Kanban-Boards können nun dabei helfen, indem sie eine bestimmte Reihenfolge in diese Aufgaben bringen. Indem nämlich eine Trennung stattfindet zwischen der Priorisierung der einzelnen Aufgaben und der eigentlichen Durchführung. Das sieht dann so aus, dass es hier eine Spalte gibt mit den Aufgaben die durchgeführt werden sollen – die sogenannte Todo-Spalte. In diese Spalte kommen erst einmal alle einzelnen Aufgaben rein. Eine weitere Spalte ist die Spalte „In Progress“. In diese Spalte kommen all die Aufgaben hinein, die zur Zeit wirklich bearbeitet werden. Jetzt kommen wir auch schon zur ersten großen Regel bei Kanban-Boards.
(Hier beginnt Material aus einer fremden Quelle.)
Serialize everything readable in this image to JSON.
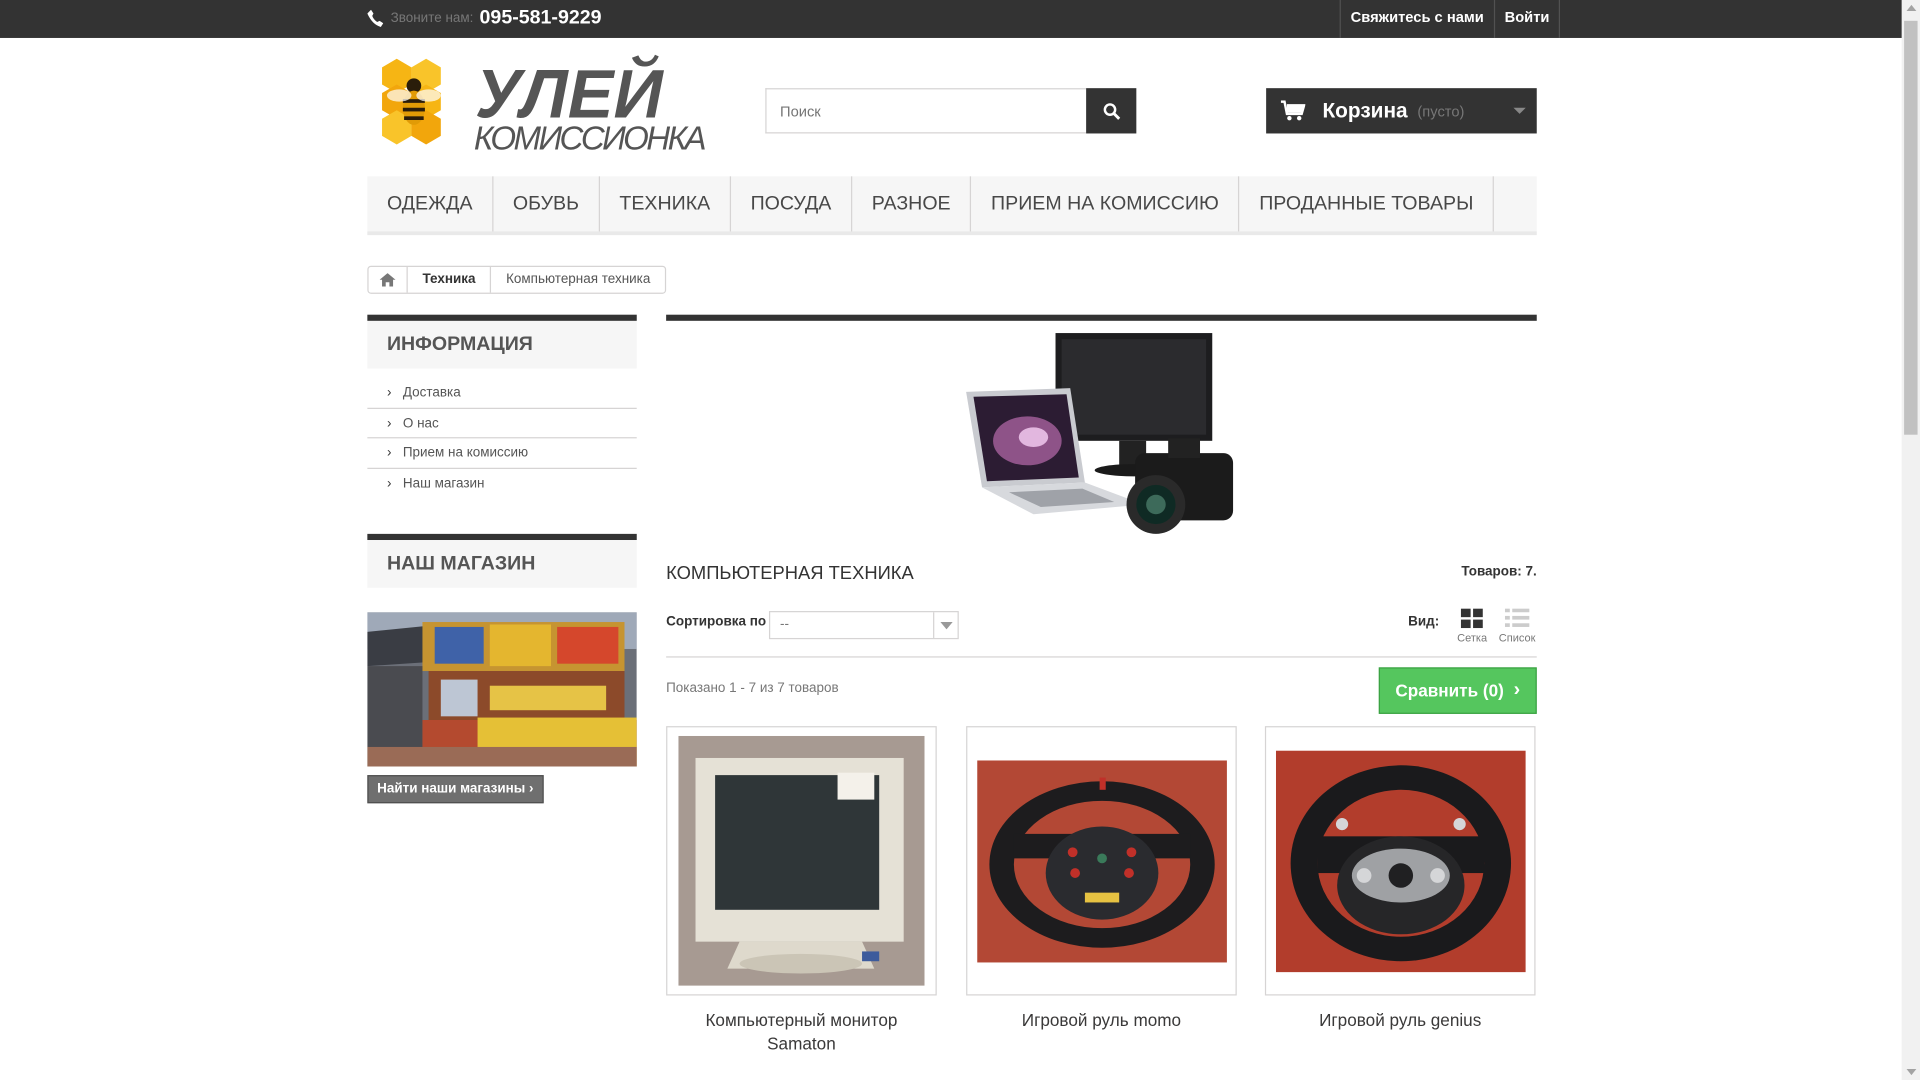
{
  "header": {
    "call_label": "Звоните нам:",
    "phone": "095-581-9229",
    "contact_link": "Свяжитесь с нами",
    "login_link": "Войти",
    "logo_alt": "УЛЕЙ КОМИССИОНКА"
  },
  "search": {
    "placeholder": "Поиск",
    "icon": "search-icon"
  },
  "cart": {
    "title": "Корзина",
    "status": "(пусто)",
    "icon": "shopping-cart-icon"
  },
  "menu": {
    "items": [
      "ОДЕЖДА",
      "ОБУВЬ",
      "ТЕХНИКА",
      "ПОСУДА",
      "РАЗНОЕ",
      "ПРИЕМ НА КОМИССИЮ",
      "ПРОДАННЫЕ ТОВАРЫ"
    ]
  },
  "breadcrumb": {
    "home_icon": "home-icon",
    "items": [
      "Техника",
      "Компьютерная техника"
    ]
  },
  "sidebar": {
    "info_title": "ИНФОРМАЦИЯ",
    "info_items": [
      "Доставка",
      "О нас",
      "Прием на комиссию",
      "Наш магазин"
    ],
    "store_title": "НАШ МАГАЗИН",
    "store_button": "Найти наши магазины"
  },
  "category": {
    "title": "КОМПЬЮТЕРНАЯ ТЕХНИКА",
    "count": "Товаров: 7.",
    "sort_label": "Сортировка по",
    "sort_value": "--",
    "view_label": "Вид:",
    "view_grid": "Сетка",
    "view_list": "Список",
    "shown": "Показано 1 - 7 из 7 товаров",
    "compare": "Сравнить (0)"
  },
  "products": [
    {
      "name": "Компьютерный монитор Samaton",
      "price": ""
    },
    {
      "name": "Игровой руль momo",
      "price": ""
    },
    {
      "name": "Игровой руль genius",
      "price": ""
    }
  ],
  "colors": {
    "topbar": "#333333",
    "compare_green": "#55c65e",
    "menu_bg": "#f6f6f6"
  }
}
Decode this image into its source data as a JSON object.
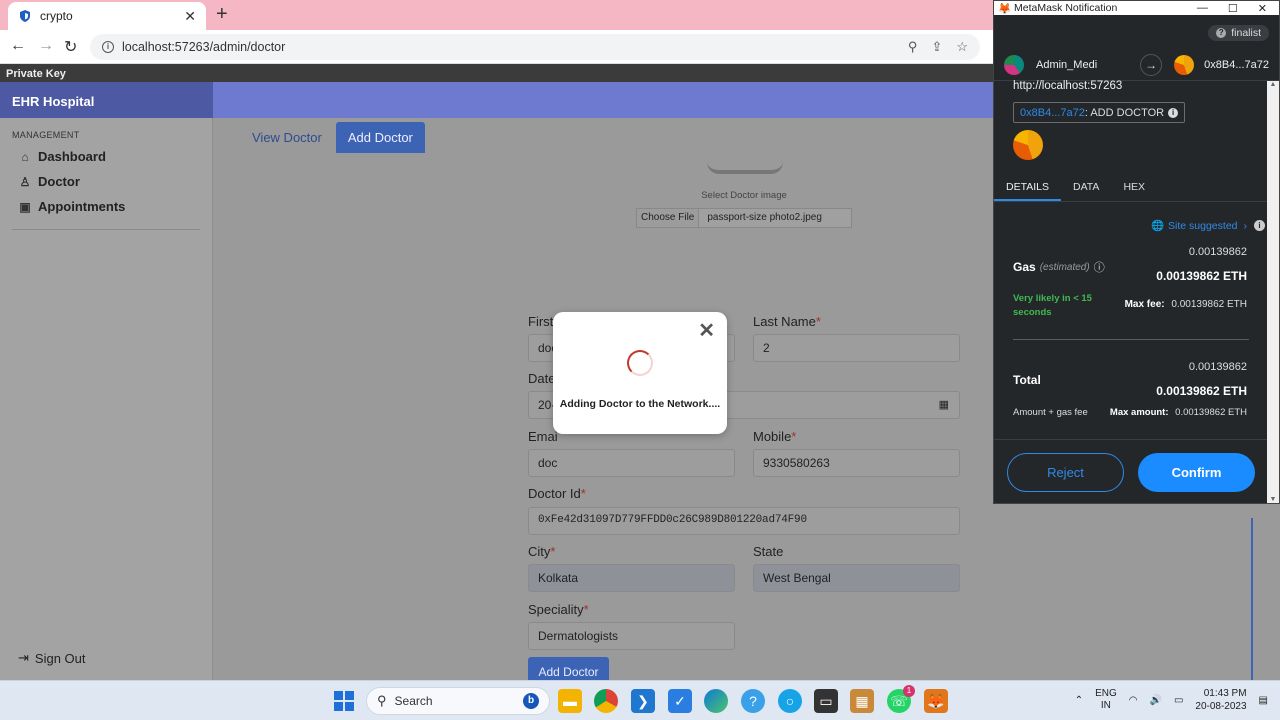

Pull-Prinzip und WIP-Limittierung – Konzentration statt Multitasking

Es gilt das sogenannte „Pull-Prinzip“. Das Pull-Prinzip sagt aus, dass Aufgaben nun nicht mehr – so wie das vielleicht vorher üblich war – in die Gruppe der Entwickler hineingeschoben wird, sondern dass sich die einzelnen Entwickler Aufgaben selbständig aus der Todo-Liste ziehen. Eine zweite Regel ist die sogenannte WIP-Limitierung, WIP ist dabei eine Abkürzung für Work in Progress oder Work in Process. Die Regel besagt, dass die Anzahl der Aufgaben die gleichzeitig in einer Spalte ausgeführt werden dürfen hart und exakt limitiert wird. Das wird typischerweise durch einen Marker über der entsprechenden Spalte am Board angezeigt. Als Beispiel bedeutet eine (2) über der Spalte „In Progress“, dass maximal 2 Aufgaben gleichzeitig bearbeitet werden dürfen. Ein Entwickler kann nun also damit beginnen, sich eine der Aufgaben aus der Todo-Spalte selbständig in die Spalte In Progress zu ziehen, typischerweise startend mit dem ersten Task. Solange er oder sie sich zu 100% darauf konzentrieren kann, wird nun genau diese eine Aufgabe bearbeitet und keine weitere parallele Aufgabe gezogen. Manchmal kommt es natürlich vor, dass es zu leichten Abstimmungsschwierigkeiten kommt oder dass für diesen Task noch etwas von außerhalb der Gruppe erledigt werden muss und es kommt zu expliziten Wartezeiten. In diesem Fall darf dann ein weiterer Task gezogen werden. Wenn es auch hier wieder zu Wartezeiten kommt, dann greift allerdings die Regel, dass der Work in Progress limitiert ist. Wenn also an keiner der beiden Aufgaben gearbeitet werden kann, weil zum Beispiel auf einen externen Zulieferer gewartet werden muss oder ähnliches, dann ist das letztendlich die Aufgabe die erst einmal gelöst werden muss: nämlich die Blockaden der einzelnen Task zu identifizieren, zu analysieren, und aufzulösen. Bevor das nicht getan ist lohnt es sich gar nicht eine neue Aufgabe zu ziehen, weil gar keine freien Entwickler und kein Fokus vorhanden sind, die sich um die Abarbeitung kümmern könnten.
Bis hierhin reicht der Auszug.